La 6ème journée de mobilisation interprofessionnelle unitaire de manifestations et de grèves depuis la rentrée est sans appel : cette réforme des retraites, les salariés n’en veulent pas !

 

Avec 3,5 millions de manifestants dans 277 manifestations et une participation à la grève impliquant très largement différentes professions du privé comme du public, la mobilisation s’installe.

 

Rien n’y fait : ni les basses manœuvres du gouvernement, ni les pressions du patronat, pas plus que la répression faite sur les salariés en lutte depuis plusieurs jours ou envers les jeunes lycéens et étudiants qui manifestent et prennent ainsi leur avenir en main.

 

Les salariés, les retraités, les jeunes de plus en plus nombreux dans les cortèges, confirment, encore et toujours, leur détermination à gagner une autre réforme des retraites. Le Gouvernement et les organisations patronales ne peuvent y répondre par le mépris, la répression, et les atteintes au droit de grève. Cela est dangereux.

 

Les mobilisations en cours ne peuvent être qualifiées « d’intimidation, de prise d’otage d’un pays tout entier » comme l’a déclaré aujourd’hui le Premier ministre. La négation de la démocratie c’est lorsqu’un gouvernement et la majorité parlementaire refusent d’entendre les 71% de la population qui rejettent cette réforme et qui exigent l’ouverture de négociations sur d’autres alternatives possibles.

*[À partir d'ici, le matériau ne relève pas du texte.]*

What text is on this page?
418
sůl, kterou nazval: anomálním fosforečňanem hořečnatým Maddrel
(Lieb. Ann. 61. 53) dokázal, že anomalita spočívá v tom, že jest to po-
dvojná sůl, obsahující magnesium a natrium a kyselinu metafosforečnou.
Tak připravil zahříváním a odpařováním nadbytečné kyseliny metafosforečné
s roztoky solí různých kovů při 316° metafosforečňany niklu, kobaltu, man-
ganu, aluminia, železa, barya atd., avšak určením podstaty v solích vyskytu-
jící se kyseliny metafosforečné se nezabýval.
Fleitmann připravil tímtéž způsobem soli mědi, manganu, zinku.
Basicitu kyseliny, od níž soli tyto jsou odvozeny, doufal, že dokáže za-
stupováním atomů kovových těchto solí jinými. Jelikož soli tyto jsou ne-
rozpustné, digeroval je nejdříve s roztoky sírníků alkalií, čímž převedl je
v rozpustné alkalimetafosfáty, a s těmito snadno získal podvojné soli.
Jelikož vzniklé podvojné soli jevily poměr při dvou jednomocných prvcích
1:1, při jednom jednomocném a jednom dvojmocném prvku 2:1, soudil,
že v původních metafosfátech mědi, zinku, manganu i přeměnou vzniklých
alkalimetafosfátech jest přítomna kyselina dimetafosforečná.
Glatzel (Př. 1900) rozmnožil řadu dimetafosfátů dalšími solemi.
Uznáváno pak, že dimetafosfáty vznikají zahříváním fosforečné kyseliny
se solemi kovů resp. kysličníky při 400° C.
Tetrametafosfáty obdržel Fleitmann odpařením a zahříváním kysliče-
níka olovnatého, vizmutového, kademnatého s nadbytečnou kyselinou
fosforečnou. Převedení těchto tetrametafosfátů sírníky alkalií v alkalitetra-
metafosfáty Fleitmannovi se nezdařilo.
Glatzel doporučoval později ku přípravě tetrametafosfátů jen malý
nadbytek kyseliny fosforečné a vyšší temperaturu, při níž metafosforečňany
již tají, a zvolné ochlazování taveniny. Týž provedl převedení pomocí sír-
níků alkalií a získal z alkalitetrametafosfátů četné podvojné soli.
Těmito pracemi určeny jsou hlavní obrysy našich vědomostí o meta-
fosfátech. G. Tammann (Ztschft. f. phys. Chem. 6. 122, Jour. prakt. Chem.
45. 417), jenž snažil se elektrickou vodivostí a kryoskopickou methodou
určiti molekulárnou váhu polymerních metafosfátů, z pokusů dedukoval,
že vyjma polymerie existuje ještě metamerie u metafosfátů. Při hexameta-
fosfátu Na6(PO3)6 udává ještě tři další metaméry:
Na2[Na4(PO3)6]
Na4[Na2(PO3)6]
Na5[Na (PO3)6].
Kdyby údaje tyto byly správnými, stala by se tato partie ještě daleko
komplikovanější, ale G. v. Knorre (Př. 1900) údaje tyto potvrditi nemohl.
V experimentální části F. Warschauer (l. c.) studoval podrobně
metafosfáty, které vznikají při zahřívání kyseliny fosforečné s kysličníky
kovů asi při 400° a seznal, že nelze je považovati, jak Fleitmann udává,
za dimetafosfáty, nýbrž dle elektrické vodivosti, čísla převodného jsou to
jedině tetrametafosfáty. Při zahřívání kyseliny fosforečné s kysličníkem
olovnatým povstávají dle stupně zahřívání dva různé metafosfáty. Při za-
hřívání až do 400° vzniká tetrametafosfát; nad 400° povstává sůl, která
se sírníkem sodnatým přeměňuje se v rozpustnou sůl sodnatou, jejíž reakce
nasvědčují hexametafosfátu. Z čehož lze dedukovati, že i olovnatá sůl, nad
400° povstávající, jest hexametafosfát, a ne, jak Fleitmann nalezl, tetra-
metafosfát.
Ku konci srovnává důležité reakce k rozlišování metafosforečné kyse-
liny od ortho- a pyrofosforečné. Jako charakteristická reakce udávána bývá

Le chef de l’Etat, le Gouvernement, les élus et le Patronat doivent l’entendre !

 

La force, l’ancrage dans les entreprises du public comme du privé et le niveau de mobilisation en cours le démontrent, ce qui est maintenant installé dans le pays c’est un vaste mouvement unitaire qui porte l’exigence de justice sociale.

 

Les salariés expriment au-delà de la question des retraites, leurs exigences d’ouvertures de négociations pour l’emploi, les salaires, l’amélioration des conditions de vie et de travail, le développement des services publics.

 

Ils savent que le financement des retraites passe aussi par là !

 

Ce qui est à l’ordre du jour, dans le prolongement des mobilisations de 2009 et des exigences de sortie de la crise financière, c’est une tout autre répartition des richesses du pays pour une réforme des retraites juste et efficace.

 

La CGT réaffirme que le vote de la loi n’est pas d’actualité. Dans toutes les entreprises, les services, avec l’ensemble des organisations syndicales présentes, sous toutes les formes, y compris la grève, décidons massivement des formes de la poursuite permettant d’élargir encore plus le mouvement et exigeons l’ouverture des négociations sur nos revendications.

 

La CGT appelle les salariés à prolonger cette mobilisation sous toutes les formes sans attendre.